The AI system ‘Alpha Fold’ was trained using the PDB, running its sequences and shapes over a number of weeks to find correlations between the sequences and structures. This allows for predictions to be made about the structure of other unknowns based on all the available data. It does this by using ‘neural networks’ to compare the analytic sequence against the data bases. This in turn creates physical productions about the distance and angles of the molecules that is then scored and a structure is proposed.
‘Alpha Fold’ has well and truly shaken up the science world. The ‘Critical Assessment of Protein Structure Prediction’ (CASP) seeks to “help advance the methods of identifying protein structure from sequence” by providing “an objective testing of these methods”. They set a challenge of solving 100 amino acid chains. The standard score for experimental methods is 90/100, but Alpha Fold completely dominated the competition, gaining a median score of 92.5/100. However, when dealing with harder, massively more complex this fell to 87, yet still besting all current models and programmes. This extraordinary outcome has led to ‘Alpha Fold’ being used to solve all sorts of decade-old problems including those of developmental biology and Alzheimer’s treatment.
For some in the science community, this is a cause for concern. They argue that whilst this AI has advanced the field by decades, there is still a lot we don’t know. In addition, to improve and confirm the accuracy of the software, we need practical experimentation, but the AI simultaneously suggests we don’t need to experiment as much.
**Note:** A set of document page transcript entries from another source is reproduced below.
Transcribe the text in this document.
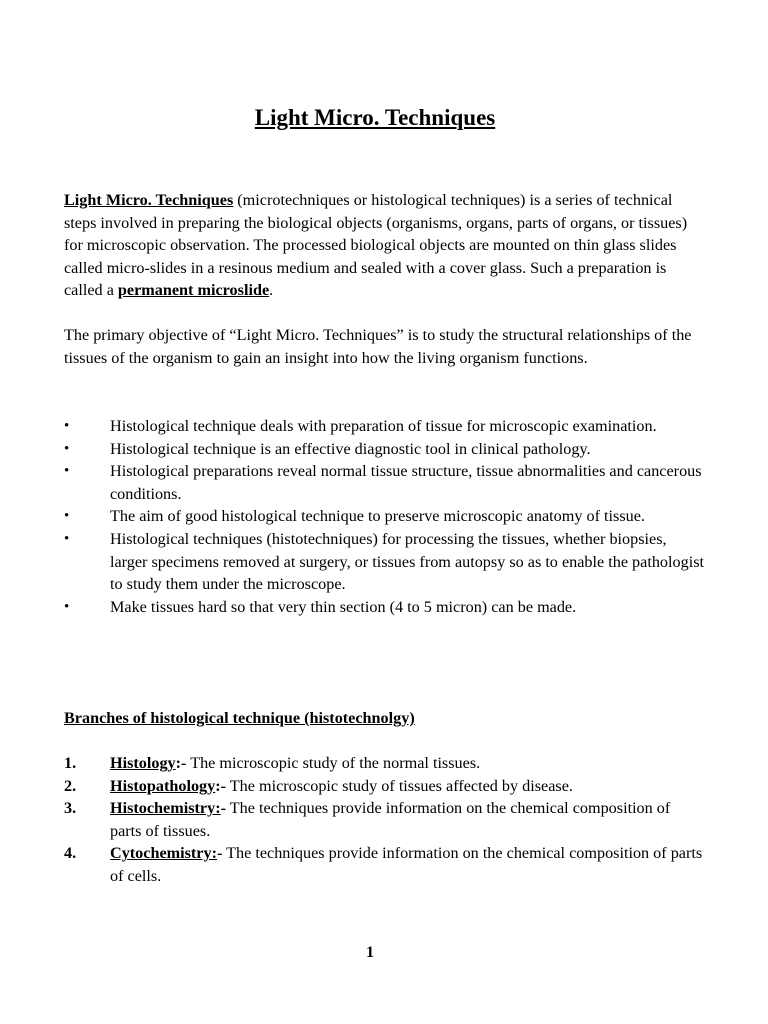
Light Micro. Techniques

Light Micro. Techniques (microtechniques or histological techniques) is a series of technical steps involved in preparing the biological objects (organisms, organs, parts of organs, or tissues) for microscopic observation. The processed biological objects are mounted on thin glass slides called micro-slides in a resinous medium and sealed with a cover glass. Such a preparation is called a permanent microslide.

The primary objective of “Light Micro. Techniques” is to study the structural relationships of the tissues of the organism to gain an insight into how the living organism functions.

•	Histological technique deals with preparation of tissue for microscopic examination.
•	Histological technique is an effective diagnostic tool in clinical pathology.
•	Histological preparations reveal normal tissue structure, tissue abnormalities and cancerous conditions.
•	The aim of good histological technique to preserve microscopic anatomy of tissue.
•	Histological techniques (histotechniques) for processing the tissues, whether biopsies, larger specimens removed at surgery, or tissues from autopsy so as to enable the pathologist to study them under the microscope.
•	Make tissues hard so that very thin section (4 to 5 micron) can be made.

Branches of histological technique (histotechnolgy)

1. Histology:- The microscopic study of the normal tissues.
2. Histopathology:- The microscopic study of tissues affected by disease.
3. Histochemistry:- The techniques provide information on the chemical composition of parts of tissues.
4. Cytochemistry:- The techniques provide information on the chemical composition of parts of cells.
1
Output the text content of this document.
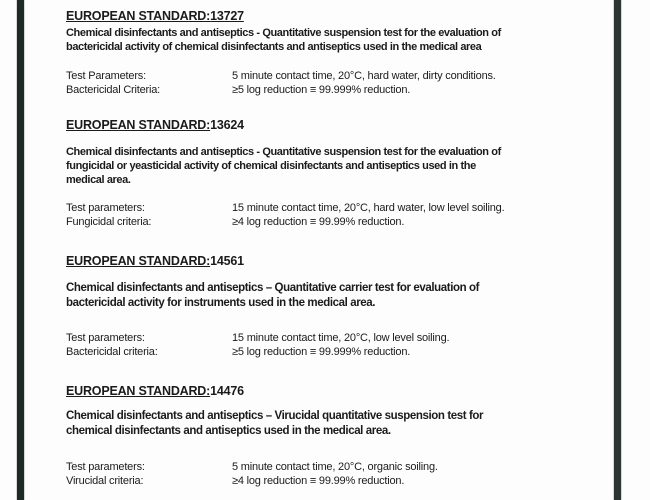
EUROPEAN STANDARD:13727
Chemical disinfectants and antiseptics - Quantitative suspension test for the evaluation of
bactericidal activity of chemical disinfectants and antiseptics used in the medical area
Test Parameters:	5 minute contact time, 20°C, hard water, dirty conditions.
Bactericidal Criteria:	≥5 log reduction ≡ 99.999% reduction.
EUROPEAN STANDARD:13624
Chemical disinfectants and antiseptics - Quantitative suspension test for the evaluation of
fungicidal or yeasticidal activity of chemical disinfectants and antiseptics used in the
medical area.
Test parameters:	15 minute contact time, 20°C, hard water, low level soiling.
Fungicidal criteria:	≥4 log reduction ≡ 99.99% reduction.
EUROPEAN STANDARD:14561
Chemical disinfectants and antiseptics – Quantitative carrier test for evaluation of
bactericidal activity for instruments used in the medical area.
Test parameters:	15 minute contact time, 20°C, low level soiling.
Bactericidal criteria:	≥5 log reduction ≡ 99.999% reduction.
EUROPEAN STANDARD:14476
Chemical disinfectants and antiseptics – Virucidal quantitative suspension test for
chemical disinfectants and antiseptics used in the medical area.
Test parameters:	5 minute contact time, 20°C, organic soiling.
Virucidal criteria:	≥4 log reduction ≡ 99.99% reduction.
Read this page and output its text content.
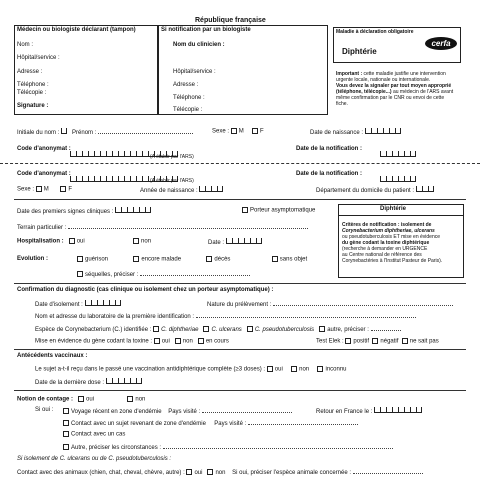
République française
Médecin ou biologiste déclarant (tampon)
Nom :
Hôpital/service :
Adresse :
Téléphone :
Télécopie :
Signature :
Si notification par un biologiste
Nom du clinicien :
Hôpital/service :
Adresse :
Téléphone :
Télécopie :
Maladie à déclaration obligatoire
cerfa
Diphtérie
Important : cette maladie justifie une intervention
urgente locale, nationale ou internationale.
Vous devez la signaler par tout moyen approprié
(téléphone, télécopie...) au médecin de l'ARS avant
même confirmation par le CNR ou envoi de cette
fiche.
Initiale du nom : Prénom :	Sexe : M	F	Date de naissance :
Code d'anonymat :
(A établir par l'ARS)
Date de la notification :
Code d'anonymat :
(A établir par l'ARS)
Date de la notification :
Sexe : M	F	Année de naissance :	Département du domicile du patient :
Date des premiers signes cliniques :	Porteur asymptomatique
Terrain particulier :
Hospitalisation : oui	non	Date :
Evolution :	guérison	encore malade	décès	sans objet
séquelles, préciser :
Diphtérie
Critères de notification : isolement de
Corynebacterium diphtheriae, ulcerans
ou pseudotuberculosis ET mise en évidence
du gène codant la toxine diphtérique
(recherche à demander en URGENCE
au Centre national de référence des
Corynebactéries à l'Institut Pasteur de Paris).
Confirmation du diagnostic (cas clinique ou isolement chez un porteur asymptomatique) :
Date d'isolement :	Nature du prélèvement :
Nom et adresse du laboratoire de la première identification :
Espèce de Corynebacterium (C.) identifiée : C. diphtheriae C. ulcerans C. pseudotuberculosis autre, préciser :
Mise en évidence du gène codant la toxine : oui non en cours	Test Elek : positif négatif ne sait pas
Antécédents vaccinaux :
Le sujet a-t-il reçu dans le passé une vaccination antidiphtérique complète (≥3 doses) : oui	non	inconnu
Date de la dernière dose :
Notion de contage : oui	non
Si oui :	Voyage récent en zone d'endémie Pays visité :	Retour en France le :
Contact avec un sujet revenant de zone d'endémie Pays visité :
Contact avec un cas
Autre, préciser les circonstances :
Si isolement de C. ulcerans ou de C. pseudotuberculosis :
Contact avec des animaux (chien, chat, cheval, chèvre, autre) : oui non Si oui, préciser l'espèce animale concernée :
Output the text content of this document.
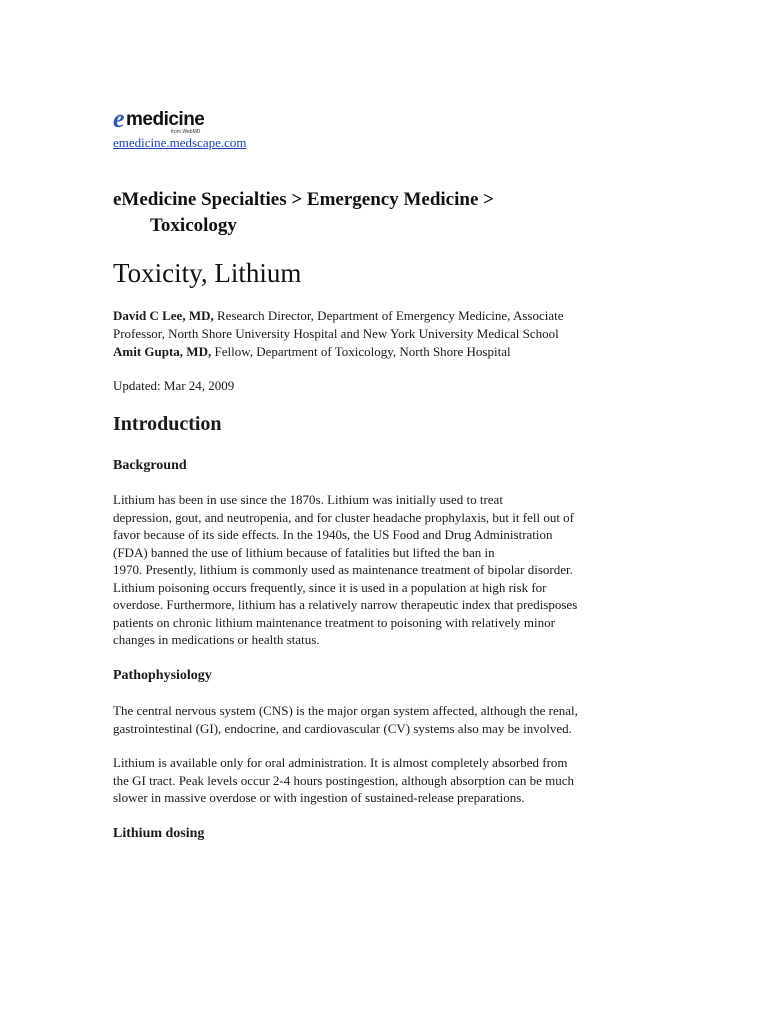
e medicine
from WebMD
emedicine.medscape.com
eMedicine Specialties > Emergency Medicine >
Toxicology
Toxicity, Lithium
David C Lee, MD, Research Director, Department of Emergency Medicine, Associate
Professor, North Shore University Hospital and New York University Medical School
Amit Gupta, MD, Fellow, Department of Toxicology, North Shore Hospital
Updated: Mar 24, 2009
Introduction
Background

Lithium has been in use since the 1870s. Lithium was initially used to treat
depression, gout, and neutropenia, and for cluster headache prophylaxis, but it fell out of
favor because of its side effects. In the 1940s, the US Food and Drug Administration
(FDA) banned the use of lithium because of fatalities but lifted the ban in
1970. Presently, lithium is commonly used as maintenance treatment of bipolar disorder.
Lithium poisoning occurs frequently, since it is used in a population at high risk for
overdose. Furthermore, lithium has a relatively narrow therapeutic index that predisposes
patients on chronic lithium maintenance treatment to poisoning with relatively minor
changes in medications or health status.

Pathophysiology

The central nervous system (CNS) is the major organ system affected, although the renal,
gastrointestinal (GI), endocrine, and cardiovascular (CV) systems also may be involved.

Lithium is available only for oral administration. It is almost completely absorbed from
the GI tract. Peak levels occur 2-4 hours postingestion, although absorption can be much
slower in massive overdose or with ingestion of sustained-release preparations.

Lithium dosing
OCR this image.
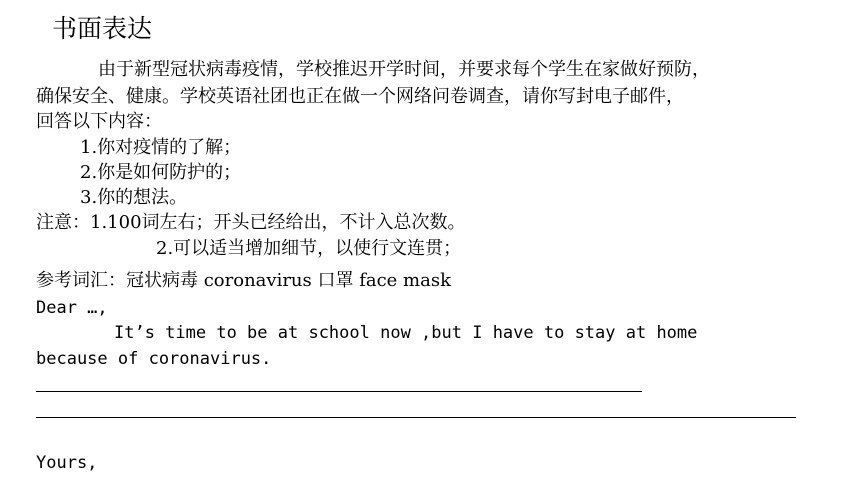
书面表达
由于新型冠状病毒疫情，学校推迟开学时间，并要求每个学生在家做好预防，
确保安全、健康。学校英语社团也正在做一个网络问卷调查，请你写封电子邮件，
回答以下内容：
1.你对疫情的了解；
2.你是如何防护的；
3.你的想法。
注意：1.100词左右；开头已经给出，不计入总次数。
2.可以适当增加细节，以使行文连贯；
参考词汇：冠状病毒 coronavirus 口罩 face mask
Dear …,
It’s time to be at school now ,but I have to stay at home
because of coronavirus.
Yours,
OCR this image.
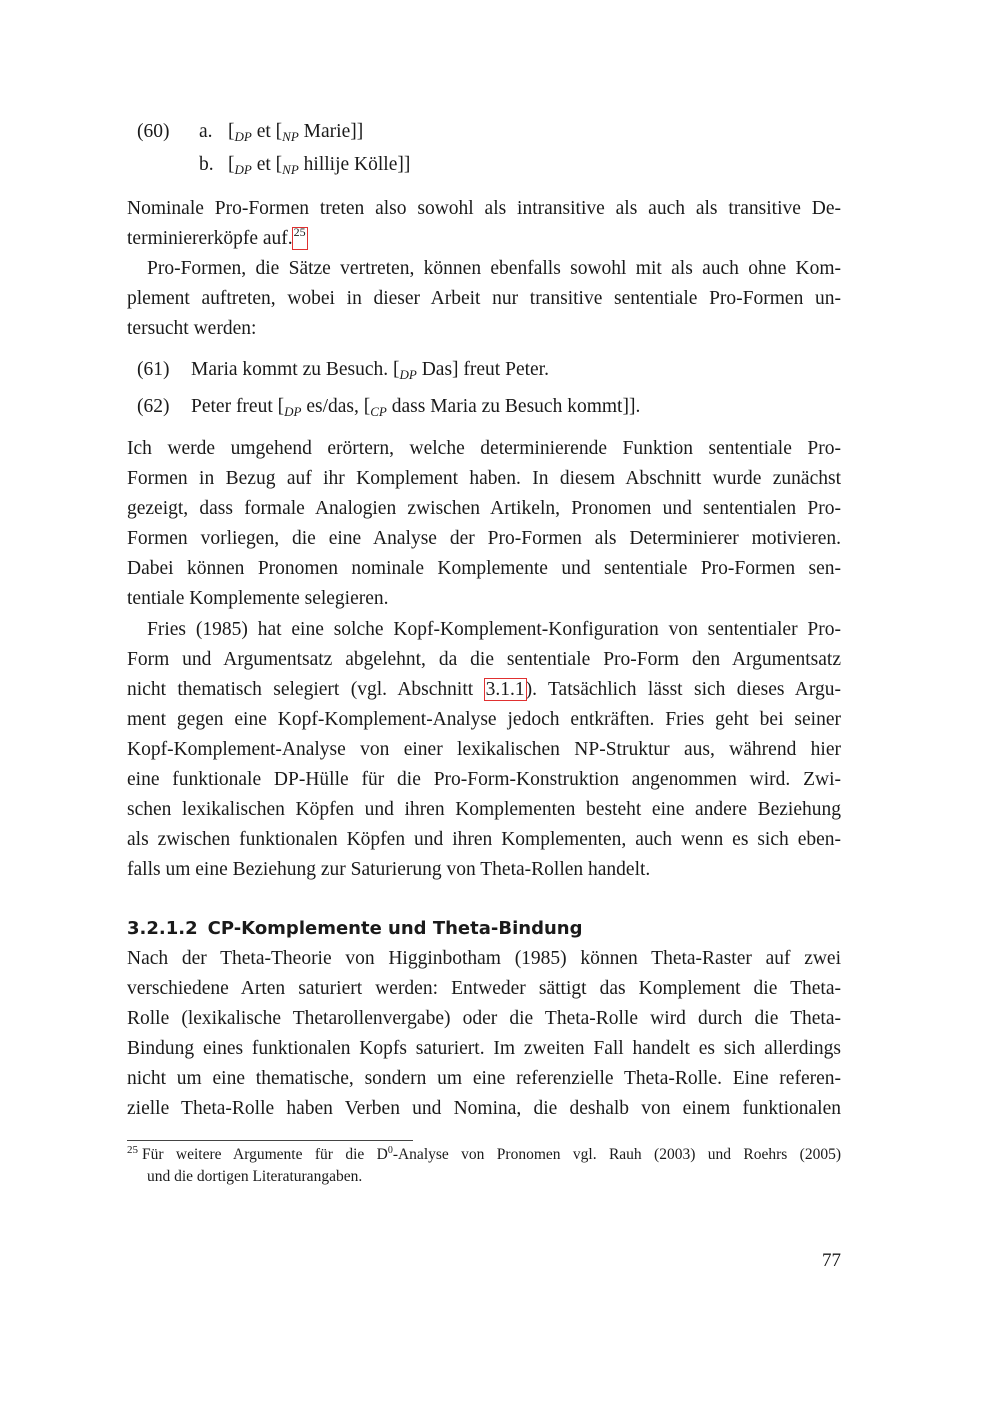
(60) a. [$_{DP}$ et [$_{NP}$ Marie]]
b. [$_{DP}$ et [$_{NP}$ hillije Kölle]]
Nominale Pro-Formen treten also sowohl als intransitive als auch als transitive De-
terminiererköpfe auf.$^{25}$
Pro-Formen, die Sätze vertreten, können ebenfalls sowohl mit als auch ohne Kom-
plement auftreten, wobei in dieser Arbeit nur transitive sententiale Pro-Formen un-
tersucht werden:
(61) Maria kommt zu Besuch. [$_{DP}$ Das] freut Peter.
(62) Peter freut [$_{DP}$ es/das, [$_{CP}$ dass Maria zu Besuch kommt]].
Ich werde umgehend erörtern, welche determinierende Funktion sententiale Pro-
Formen in Bezug auf ihr Komplement haben. In diesem Abschnitt wurde zunächst
gezeigt, dass formale Analogien zwischen Artikeln, Pronomen und sententialen Pro-
Formen vorliegen, die eine Analyse der Pro-Formen als Determinierer motivieren.
Dabei können Pronomen nominale Komplemente und sententiale Pro-Formen sen-
tentiale Komplemente selegieren.
Fries (1985) hat eine solche Kopf-Komplement-Konfiguration von sententialer Pro-
Form und Argumentsatz abgelehnt, da die sententiale Pro-Form den Argumentsatz
nicht thematisch selegiert (vgl. Abschnitt 3.1.1). Tatsächlich lässt sich dieses Argu-
ment gegen eine Kopf-Komplement-Analyse jedoch entkräften. Fries geht bei seiner
Kopf-Komplement-Analyse von einer lexikalischen NP-Struktur aus, während hier
eine funktionale DP-Hülle für die Pro-Form-Konstruktion angenommen wird. Zwi-
schen lexikalischen Köpfen und ihren Komplementen besteht eine andere Beziehung
als zwischen funktionalen Köpfen und ihren Komplementen, auch wenn es sich eben-
falls um eine Beziehung zur Saturierung von Theta-Rollen handelt.
3.2.1.2 CP-Komplemente und Theta-Bindung
Nach der Theta-Theorie von Higginbotham (1985) können Theta-Raster auf zwei
verschiedene Arten saturiert werden: Entweder sättigt das Komplement die Theta-
Rolle (lexikalische Thetarollenvergabe) oder die Theta-Rolle wird durch die Theta-
Bindung eines funktionalen Kopfs saturiert. Im zweiten Fall handelt es sich allerdings
nicht um eine thematische, sondern um eine referenzielle Theta-Rolle. Eine referen-
zielle Theta-Rolle haben Verben und Nomina, die deshalb von einem funktionalen
$^{25}$ Für weitere Argumente für die $D^0$-Analyse von Pronomen vgl. Rauh (2003) und Roehrs (2005)
und die dortigen Literaturangaben.
77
Whilst we can make reasonable predictions based on data, it doesn’t actually tell us why things happen. Asking ‘why?’ is arguably a summary of science itself.
However, there is no doubt that this software has thrust forward the entire field of biochemistry, and this means of prediction is bound to give us insight into cause and effect. With the advancement of AI, we are even closer to understanding the fundamental fabric of life itself. What a time to be a scientist!